I still watch it all the time. I used to be able to name everyone in both classes, but not as much any more. One thing I think would be cool would be to see all the top guys in one class—and I mean the top arenacross guys, the top 250 guys and the top 450 guys. That would be huge, and it would be a stacked field. I know it wouldn’t fit the show—I get that—but the top guys wouldn’t win any less, and the racing in the back would be better.

What about your personal life?
Well, I’ve been married for thirty-five years and we have three grown children. We actually got married and had kids during my racing career, which back then was the mark of the death; team managers would literally say it. So I’m glad to see that changed today. I have two sons—Jarred is 33 and Aldon is 31. My daughter Courtney is 29, and we have some grandkids. My oldest one was a razor scooter champion and went all over the world for that sport. But motorcycles were never a big thing for them, though they all can ride. They have good jobs and are doing very well, and I’m most happy with my grandkids. 

It seems that quite a few top-level guys end up divorced shorty after their careers are over. With your thirty-five-year marriage, what is your take on that?
It’s always been like that. A lot of racing marriages don’t survive. But I met my wife [Cinda] before I was factory, and the relationship wasn’t based on how popular I was or how much money I made. My feeling—and it’s all sports—very often the relationship starts after the hero status is attained.
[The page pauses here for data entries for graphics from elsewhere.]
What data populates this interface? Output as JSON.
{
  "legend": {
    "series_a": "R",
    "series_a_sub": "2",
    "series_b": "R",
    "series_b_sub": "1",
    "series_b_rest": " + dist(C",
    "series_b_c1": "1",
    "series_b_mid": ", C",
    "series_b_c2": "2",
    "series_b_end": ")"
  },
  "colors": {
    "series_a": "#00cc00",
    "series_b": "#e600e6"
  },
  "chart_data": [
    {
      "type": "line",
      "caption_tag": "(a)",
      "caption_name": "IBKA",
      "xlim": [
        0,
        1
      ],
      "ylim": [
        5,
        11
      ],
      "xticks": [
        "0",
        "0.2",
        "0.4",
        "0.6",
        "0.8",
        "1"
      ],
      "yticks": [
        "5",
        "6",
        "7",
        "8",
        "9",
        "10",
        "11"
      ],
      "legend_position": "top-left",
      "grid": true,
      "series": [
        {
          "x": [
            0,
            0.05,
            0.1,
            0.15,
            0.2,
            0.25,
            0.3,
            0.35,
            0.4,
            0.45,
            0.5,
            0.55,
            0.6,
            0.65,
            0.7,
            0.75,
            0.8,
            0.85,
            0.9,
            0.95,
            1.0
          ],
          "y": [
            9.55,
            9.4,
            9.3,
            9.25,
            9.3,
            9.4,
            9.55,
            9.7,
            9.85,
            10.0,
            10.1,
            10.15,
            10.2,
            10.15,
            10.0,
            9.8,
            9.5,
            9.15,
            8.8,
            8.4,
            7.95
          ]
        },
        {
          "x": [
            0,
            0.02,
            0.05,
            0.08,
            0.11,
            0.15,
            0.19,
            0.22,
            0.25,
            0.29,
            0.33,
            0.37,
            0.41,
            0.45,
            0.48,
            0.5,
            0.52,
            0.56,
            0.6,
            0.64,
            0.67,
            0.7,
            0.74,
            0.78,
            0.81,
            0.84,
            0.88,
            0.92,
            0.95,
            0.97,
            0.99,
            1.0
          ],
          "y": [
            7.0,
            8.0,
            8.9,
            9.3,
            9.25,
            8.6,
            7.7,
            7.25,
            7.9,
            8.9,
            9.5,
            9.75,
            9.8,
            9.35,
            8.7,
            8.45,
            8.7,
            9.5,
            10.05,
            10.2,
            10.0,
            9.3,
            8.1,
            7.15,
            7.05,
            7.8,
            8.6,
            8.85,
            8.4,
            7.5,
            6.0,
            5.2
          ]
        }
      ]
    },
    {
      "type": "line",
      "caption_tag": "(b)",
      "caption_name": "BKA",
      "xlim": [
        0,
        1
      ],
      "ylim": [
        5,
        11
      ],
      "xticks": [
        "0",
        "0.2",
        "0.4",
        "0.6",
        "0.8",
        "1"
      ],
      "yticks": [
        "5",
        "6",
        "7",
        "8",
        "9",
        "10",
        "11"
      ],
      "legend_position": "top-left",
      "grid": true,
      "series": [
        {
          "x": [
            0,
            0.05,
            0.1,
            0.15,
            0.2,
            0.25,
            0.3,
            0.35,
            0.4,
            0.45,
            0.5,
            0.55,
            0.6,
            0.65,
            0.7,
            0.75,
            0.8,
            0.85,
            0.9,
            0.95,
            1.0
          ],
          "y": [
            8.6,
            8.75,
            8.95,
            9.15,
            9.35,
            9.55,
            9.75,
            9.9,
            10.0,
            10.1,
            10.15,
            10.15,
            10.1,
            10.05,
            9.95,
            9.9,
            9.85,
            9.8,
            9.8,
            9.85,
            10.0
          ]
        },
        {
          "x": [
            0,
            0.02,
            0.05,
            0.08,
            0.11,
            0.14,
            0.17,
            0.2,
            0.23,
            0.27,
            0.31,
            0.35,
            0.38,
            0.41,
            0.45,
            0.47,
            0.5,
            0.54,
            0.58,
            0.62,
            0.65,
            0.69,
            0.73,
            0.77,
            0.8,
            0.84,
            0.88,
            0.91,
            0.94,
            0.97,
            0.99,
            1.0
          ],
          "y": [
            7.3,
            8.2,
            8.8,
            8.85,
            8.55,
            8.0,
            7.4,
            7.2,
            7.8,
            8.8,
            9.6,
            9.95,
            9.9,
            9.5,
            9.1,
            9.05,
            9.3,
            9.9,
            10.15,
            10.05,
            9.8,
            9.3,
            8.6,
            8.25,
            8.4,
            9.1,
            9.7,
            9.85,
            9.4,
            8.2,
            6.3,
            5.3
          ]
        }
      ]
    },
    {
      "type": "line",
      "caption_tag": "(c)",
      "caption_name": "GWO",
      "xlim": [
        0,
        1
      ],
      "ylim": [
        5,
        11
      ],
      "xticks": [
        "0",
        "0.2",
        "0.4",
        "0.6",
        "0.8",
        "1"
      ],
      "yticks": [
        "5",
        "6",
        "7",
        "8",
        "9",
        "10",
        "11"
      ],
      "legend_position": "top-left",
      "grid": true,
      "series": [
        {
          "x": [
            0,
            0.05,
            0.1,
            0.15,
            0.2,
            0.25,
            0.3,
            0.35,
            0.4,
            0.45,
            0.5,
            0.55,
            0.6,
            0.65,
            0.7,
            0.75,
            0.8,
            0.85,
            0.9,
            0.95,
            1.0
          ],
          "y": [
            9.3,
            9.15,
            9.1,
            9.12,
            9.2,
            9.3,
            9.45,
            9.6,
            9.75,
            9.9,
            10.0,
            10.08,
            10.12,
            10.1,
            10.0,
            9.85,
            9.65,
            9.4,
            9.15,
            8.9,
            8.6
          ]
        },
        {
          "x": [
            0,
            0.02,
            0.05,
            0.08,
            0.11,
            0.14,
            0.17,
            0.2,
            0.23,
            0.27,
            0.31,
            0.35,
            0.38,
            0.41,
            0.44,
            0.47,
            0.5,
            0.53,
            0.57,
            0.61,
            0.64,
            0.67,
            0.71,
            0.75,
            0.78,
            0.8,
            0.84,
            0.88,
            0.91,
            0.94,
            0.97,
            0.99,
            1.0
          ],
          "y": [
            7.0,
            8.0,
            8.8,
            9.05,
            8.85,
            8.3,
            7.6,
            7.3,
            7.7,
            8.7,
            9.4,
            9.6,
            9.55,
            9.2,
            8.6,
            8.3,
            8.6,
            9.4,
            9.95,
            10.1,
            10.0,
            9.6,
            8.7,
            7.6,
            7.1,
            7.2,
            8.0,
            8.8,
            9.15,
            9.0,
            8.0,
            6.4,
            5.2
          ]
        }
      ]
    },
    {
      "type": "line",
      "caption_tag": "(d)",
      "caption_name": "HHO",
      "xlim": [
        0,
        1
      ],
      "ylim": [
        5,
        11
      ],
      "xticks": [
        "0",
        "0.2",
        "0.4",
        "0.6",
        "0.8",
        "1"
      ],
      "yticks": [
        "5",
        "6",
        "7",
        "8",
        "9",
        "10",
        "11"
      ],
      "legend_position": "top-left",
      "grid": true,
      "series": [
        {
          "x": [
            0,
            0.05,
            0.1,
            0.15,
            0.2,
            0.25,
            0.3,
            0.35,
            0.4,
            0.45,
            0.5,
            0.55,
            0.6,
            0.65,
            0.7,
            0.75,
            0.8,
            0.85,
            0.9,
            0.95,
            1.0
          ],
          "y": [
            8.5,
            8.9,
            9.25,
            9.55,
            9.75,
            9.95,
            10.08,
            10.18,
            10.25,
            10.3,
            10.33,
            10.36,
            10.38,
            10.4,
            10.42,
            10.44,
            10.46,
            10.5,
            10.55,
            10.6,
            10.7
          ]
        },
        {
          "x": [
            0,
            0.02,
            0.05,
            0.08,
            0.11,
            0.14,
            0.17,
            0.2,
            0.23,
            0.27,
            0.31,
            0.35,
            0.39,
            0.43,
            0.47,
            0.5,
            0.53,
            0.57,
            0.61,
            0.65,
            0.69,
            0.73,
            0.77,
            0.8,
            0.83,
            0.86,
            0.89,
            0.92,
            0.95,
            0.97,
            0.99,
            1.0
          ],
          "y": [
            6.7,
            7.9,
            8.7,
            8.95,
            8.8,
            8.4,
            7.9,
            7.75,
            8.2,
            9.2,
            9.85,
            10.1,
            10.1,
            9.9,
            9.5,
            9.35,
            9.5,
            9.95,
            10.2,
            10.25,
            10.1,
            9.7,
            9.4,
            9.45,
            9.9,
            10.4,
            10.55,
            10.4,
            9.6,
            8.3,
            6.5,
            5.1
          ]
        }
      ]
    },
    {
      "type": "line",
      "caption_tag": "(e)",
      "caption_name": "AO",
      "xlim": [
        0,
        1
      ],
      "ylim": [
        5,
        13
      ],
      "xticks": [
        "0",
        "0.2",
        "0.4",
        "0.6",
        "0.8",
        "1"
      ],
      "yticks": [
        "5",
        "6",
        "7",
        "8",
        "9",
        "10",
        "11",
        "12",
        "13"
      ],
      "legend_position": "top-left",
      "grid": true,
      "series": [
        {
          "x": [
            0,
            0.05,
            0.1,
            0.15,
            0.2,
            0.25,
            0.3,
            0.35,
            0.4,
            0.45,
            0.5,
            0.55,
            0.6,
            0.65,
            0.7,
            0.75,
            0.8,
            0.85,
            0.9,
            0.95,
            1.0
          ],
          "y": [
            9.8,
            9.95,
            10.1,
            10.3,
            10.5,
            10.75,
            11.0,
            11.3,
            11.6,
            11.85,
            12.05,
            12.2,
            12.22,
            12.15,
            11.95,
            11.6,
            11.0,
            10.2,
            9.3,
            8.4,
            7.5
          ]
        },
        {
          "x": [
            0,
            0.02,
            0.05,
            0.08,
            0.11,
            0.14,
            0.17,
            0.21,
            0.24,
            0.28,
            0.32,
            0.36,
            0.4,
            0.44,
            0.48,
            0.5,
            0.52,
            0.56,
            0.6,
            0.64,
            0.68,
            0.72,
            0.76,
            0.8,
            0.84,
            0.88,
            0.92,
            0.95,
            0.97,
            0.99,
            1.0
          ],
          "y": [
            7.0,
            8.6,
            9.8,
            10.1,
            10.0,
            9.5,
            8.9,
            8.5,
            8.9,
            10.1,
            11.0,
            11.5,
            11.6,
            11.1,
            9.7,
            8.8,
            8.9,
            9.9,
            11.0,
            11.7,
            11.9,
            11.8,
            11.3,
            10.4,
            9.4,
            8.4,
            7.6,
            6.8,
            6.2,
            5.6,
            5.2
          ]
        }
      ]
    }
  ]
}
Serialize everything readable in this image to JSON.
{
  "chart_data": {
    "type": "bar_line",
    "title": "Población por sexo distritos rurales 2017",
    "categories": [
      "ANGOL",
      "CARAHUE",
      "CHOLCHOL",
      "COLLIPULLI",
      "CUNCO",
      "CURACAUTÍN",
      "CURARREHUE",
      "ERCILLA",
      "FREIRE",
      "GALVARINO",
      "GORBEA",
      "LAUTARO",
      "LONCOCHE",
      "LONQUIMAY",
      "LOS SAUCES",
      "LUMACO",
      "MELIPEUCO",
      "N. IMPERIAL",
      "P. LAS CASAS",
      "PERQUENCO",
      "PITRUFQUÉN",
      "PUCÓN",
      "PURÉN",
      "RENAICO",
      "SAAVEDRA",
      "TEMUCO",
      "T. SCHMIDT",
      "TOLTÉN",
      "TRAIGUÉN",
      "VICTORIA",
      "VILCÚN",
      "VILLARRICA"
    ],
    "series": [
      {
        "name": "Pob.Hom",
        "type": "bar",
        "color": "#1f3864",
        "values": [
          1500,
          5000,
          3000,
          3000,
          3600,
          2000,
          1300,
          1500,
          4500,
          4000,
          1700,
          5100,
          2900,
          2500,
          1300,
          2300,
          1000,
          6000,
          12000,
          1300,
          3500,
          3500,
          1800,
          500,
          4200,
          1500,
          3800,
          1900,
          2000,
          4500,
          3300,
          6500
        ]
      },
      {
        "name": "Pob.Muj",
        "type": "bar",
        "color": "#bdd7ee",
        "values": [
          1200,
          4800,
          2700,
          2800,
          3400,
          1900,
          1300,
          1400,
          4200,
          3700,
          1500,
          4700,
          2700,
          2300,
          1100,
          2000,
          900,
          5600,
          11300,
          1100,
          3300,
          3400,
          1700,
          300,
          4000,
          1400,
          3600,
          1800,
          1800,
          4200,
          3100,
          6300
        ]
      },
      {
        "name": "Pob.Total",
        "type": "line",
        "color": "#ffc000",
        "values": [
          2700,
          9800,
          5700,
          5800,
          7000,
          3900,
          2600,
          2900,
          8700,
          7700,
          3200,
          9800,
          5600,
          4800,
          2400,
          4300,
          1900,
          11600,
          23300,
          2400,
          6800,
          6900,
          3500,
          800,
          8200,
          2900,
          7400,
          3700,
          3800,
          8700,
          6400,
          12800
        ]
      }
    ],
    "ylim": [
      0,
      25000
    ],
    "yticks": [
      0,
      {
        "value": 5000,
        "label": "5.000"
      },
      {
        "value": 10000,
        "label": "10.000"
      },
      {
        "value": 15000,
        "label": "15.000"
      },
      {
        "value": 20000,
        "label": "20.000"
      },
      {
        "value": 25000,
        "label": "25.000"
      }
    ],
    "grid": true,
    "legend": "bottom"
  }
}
And it really only came to be because here is this important guy making all this money, and people get used to spending lots of money. But then when you are done, it’s gone, and very quickly. The whole foundation is not there—whatever started it. The results of having some consistency in your life are crucial. But I got to do more and see more than anyone I know and I didn’t give up anything on the family side either.